Process of savings account interest calculation
Banks calculate interest on a savings account based on a structured approach, which involves the following steps:
- The daily closing balance is tracked
Banks calculate interest on the balance at the end of each day, not on a fixed monthly amount. So, each deposit or withdrawal bears an impact on the interest calculated on a daily basis. As banks follow an RBI-mandated process, the calculation method is standardised.
- The savings account interest formula is applied
The interest earned is calculated based on the applicable interest rate p.a., for the number of days a particular balance remains unchanged. As the annual interest is applied, it is divided across 365 days to calculate one day’s interest on your balance. This leads to the formula: Savings account interest = Daily balance x Interest rate x Number of days / 365 x 100
- The accumulated interest is credited periodically (IDFC FIRST Bank)
The interest earned across all daily balance periods is added up and credited to your account at fixed intervals. The typical frequency is quarterly, but some banks like IDFC FIRST Bank offer a monthly interest credit. This helps accelerate the compounding effect for faster savings growth.
Understanding interest calculation with an example
The interest calculation becomes much simpler once you see how it works with real numbers.
Suppose your account balance is ₹70,000 and your bank offers an interest rate of 6% p.a. Interest calculation for this amount with no change for days will look like this:
Interest = 70,000 x 6 x 10 / 365 x 100
This gives you an interest income of around ₹ 115.07.

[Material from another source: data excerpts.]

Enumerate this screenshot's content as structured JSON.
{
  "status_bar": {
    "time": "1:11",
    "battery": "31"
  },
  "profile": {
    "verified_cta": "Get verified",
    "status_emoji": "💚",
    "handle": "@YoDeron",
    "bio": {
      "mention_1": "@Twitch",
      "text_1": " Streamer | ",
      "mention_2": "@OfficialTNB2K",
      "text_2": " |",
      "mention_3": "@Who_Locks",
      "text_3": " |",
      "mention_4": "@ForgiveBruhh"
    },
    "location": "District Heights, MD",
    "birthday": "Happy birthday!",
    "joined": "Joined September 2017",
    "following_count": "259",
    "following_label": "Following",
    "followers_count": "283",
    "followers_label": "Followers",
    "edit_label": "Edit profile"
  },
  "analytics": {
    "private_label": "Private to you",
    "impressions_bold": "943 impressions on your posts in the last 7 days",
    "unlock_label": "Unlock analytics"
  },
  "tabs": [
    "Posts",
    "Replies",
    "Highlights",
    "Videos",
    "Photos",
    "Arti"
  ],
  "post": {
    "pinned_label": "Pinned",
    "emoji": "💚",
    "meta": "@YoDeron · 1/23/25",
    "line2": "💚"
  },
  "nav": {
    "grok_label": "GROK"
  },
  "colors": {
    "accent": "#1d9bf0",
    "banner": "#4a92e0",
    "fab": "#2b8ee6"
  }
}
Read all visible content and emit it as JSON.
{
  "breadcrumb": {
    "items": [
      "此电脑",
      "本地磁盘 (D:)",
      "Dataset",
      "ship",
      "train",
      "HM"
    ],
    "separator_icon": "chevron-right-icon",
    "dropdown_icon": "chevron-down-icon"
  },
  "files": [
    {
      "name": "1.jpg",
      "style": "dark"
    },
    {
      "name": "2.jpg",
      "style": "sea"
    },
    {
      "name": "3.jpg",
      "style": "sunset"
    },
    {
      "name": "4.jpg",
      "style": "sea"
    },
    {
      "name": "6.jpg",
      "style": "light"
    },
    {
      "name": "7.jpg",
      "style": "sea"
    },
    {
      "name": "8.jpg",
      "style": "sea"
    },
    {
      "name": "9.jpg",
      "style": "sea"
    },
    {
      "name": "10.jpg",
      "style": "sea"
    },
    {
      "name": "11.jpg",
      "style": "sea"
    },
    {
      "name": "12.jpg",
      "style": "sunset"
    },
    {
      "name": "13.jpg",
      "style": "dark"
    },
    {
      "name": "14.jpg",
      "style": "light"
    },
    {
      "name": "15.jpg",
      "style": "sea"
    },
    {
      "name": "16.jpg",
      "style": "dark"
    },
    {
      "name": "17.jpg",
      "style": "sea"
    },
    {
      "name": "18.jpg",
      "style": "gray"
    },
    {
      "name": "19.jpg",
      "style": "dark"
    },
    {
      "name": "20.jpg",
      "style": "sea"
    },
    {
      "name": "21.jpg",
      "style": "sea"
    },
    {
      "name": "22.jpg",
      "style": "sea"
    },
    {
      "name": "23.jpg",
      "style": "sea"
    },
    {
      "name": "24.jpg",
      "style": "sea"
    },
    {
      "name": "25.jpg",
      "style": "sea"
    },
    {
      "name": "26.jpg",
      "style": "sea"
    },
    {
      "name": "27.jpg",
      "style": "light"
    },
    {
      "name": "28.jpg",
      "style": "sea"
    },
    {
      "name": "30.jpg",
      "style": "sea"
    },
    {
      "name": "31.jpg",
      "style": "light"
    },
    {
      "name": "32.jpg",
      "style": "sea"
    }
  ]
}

Any withdrawals or deposits after the 10th day start a new calculation process on the revised balance until it remains unchanged. This cycle continues till the next interest credit. The interest rates are added up and credited either monthly or quarterly, based on your bank’s policy.
If you want to estimate the interest in advance with a quicker and more efficient tool, use a savings account interest rate calculator. It shows you the interest income you can expect against your account balance and the savings account interest rate.
Factors affecting savings account interest
A combination of factors impacts how banks calculate the interest rate on your savings. Knowing them helps you make thoughtful choices when you open savings account online:
- Benchmark rates
The benchmark rates set by the RBI directly influence the savings account interest rate. Banks increase interest rates in correlation with how the central bank responds to inflation.
- Withdrawals
Frequent withdrawals can reduce your daily closing balance, which lowers the amount on which interest is calculated. You can check this impact better with a savings account interest rate calculator.
- Type of savings account
The savings account category you choose can change the interest rate you get. For example, specialised accounts for senior citizens and women may earn higher interest than a regular savings account.
- Bank’s interest offers
Banks primarily decide the savings account interest rate based on their terms. For example, you can earn up to 6.50% interest p.a. on an IDFC FIRST Bank savings account.
Final words
Understanding how savings account interest is calculated helps you make smarter decisions about maintaining balances, managing withdrawals, regulating deposits, and comparing account benefits.
Even small changes in how you use the account bear an impact on the overall returns. So, whether you plan to open a savings account or review returns on the current one, note the interest structure for clarity. Take calls on how you handle the account usage accordingly.